Bu rapora taraf vekillerinin beyan ve itirazları ile talepleri ve dosya kapsamı dikkate alınarak dosyanın rapor veren bilirkişiye tevdine, tarafların ticari defter ve kayıtları üzerinde gerektiği takdirde yerine inceleme yapması ve düzenleyeceği rapora esas alacağı ancak dosya arasında bulunmayan kayıt ve belgeler olursa rapora eklemesi hususunda bilirkişiye yetki verilmesine, *** tarihli raporun mahkememizin *** tarihli celsesindeki bilirkişi ara kararını tam olarak karşılamadığı, önceki raporda davacının muavin defter kayıt çıktısını raporda ekli olarak sunduğu halde davalı yönünden aynı hususlarda kayıt sunulmadığı, raporun 9. sayfasının 7 nolu bendinin ikinci paragrafında davalı şirket kayıtlarına göre davacının 414.475,76-TL borcunun olduğunun yazdığı, bunun 5. Bendin 2. Fıkrasıyla çelişkili olduğu, aynı zamanda davalı vekilinin iade edilen 30.000-TL bedelli çekin mahsup edilmediğine ilişkin beyanlarını karşılar raporda bir inceleme ve açıklama olmadığı, bu hususun önceki raporda değerlendirilmediği, yine temerrüt tarihinin 07/11/2019, icra takip tarihinin ise 04/02/2020 olduğu, takip talebinde 383.013,36-TL asıl alacakla birlikte işlemiş faiz talep edildiği görülmekle, taleple bağlılık ilkesi gereğince temerrüt tarihinden icra takip tarihine kadar asıl alacağa işlemiş avans faizi miktarının hesaplanmasına yönelik önceki raporda herhangi bir hesaplama işleminin de yapılmadığı görülmekle önceki celse ara kararındaki görevlendirmemiz doğrultusunda yeniden inceleme ve değerlendirme yapılmasının, yine davacı vekilinin ve davalı vekilinin önceki rapora karşı tüm beyan ve itirazlarının da incelenerek taraf vekillerinin itirazlarını karşılar şekilde raporda açıklamalara yer verilerek tüm eksiklerin bu şekilde giderilmesi hususunda ek rapor tanzim etmesi için bilirkişiye yetki ve görev verilmesine karar verilmiştir.

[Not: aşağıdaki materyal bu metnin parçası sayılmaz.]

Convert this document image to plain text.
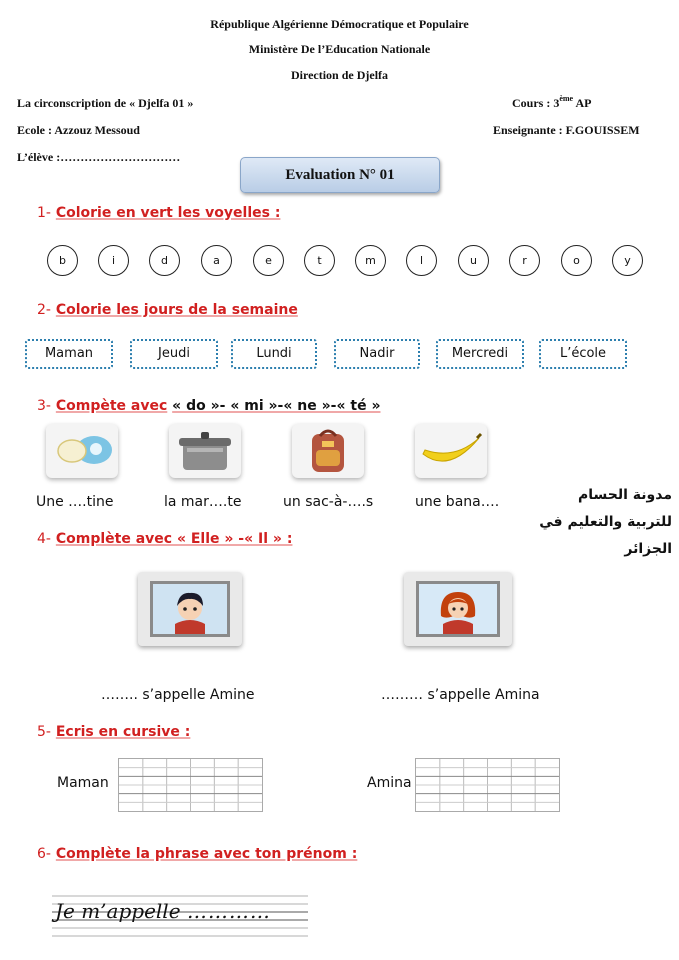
République Algérienne Démocratique et Populaire
Ministère De l’Education Nationale
Direction de Djelfa
La circonscription de « Djelfa 01 »	Cours : 3ème AP
Ecole : Azzouz Messoud	Enseignante : F.GOUISSEM
L’élève :…………………………
Evaluation N° 01
1- Colorie en vert les voyelles :
b	i	d	a	e	t	m	l	u	r	o	y
2- Colorie les jours de la semaine
Maman	Jeudi	Lundi	Nadir	Mercredi	L’école
3- Compète avec « do »- « mi »-« ne »-« té »
Une ….tine	la mar….te	un sac-à-….s	une bana….	مدونة الحسام
للتربية والتعليم في
الجزائر
4- Complète avec « Elle » -« Il » :
…….. s’appelle Amine	……… s’appelle Amina
5- Ecris en cursive :
Maman	Amina
6- Complète la phrase avec ton prénom :
Je m’appelle …………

Serbest Muhasebeci Mali Müşavir bilirkişi *** tarafından düzenlenen 02/08/2021 tarihli ek raporda özetl; “Davacı … Petrol Ve Petrol Ürünleri San. Ve Tic. Ltd. Şti.’nin 2018/2019 yılları ticari defterleri açılış kapanış kayıtları incelemesi sonucu sonrasında ilave olarak iadesi yapılan 2 adet çekin toplamı olan 60.000-TL’nın daha önceki raporda tespit edilen 414,475,76-TL’den mahsup edilmesi ile davacı … Petrol Ve Petrol Ürünleri San. Ve Tic. Ltd. Şti.’nin 354,475,76 TL. alacağı olduğu, -384,476,56-7L. borca 13.216,38-TL. temerrüt faizi işlediği” bildirilmiştir.
DELİLLERİN DEĞERLENDİRİLMESİ, YARGILAMA VE GEREKÇE: Dava, taraflar arasındaki ticari alım satım nedeniyle avans olarak verildiği iddia edilen alacağın tahsili talebiyle başlatılan icra takibine vaki itirazın İİK’nun 67/1. maddesi uyarınca iptali istemine ilişkindir.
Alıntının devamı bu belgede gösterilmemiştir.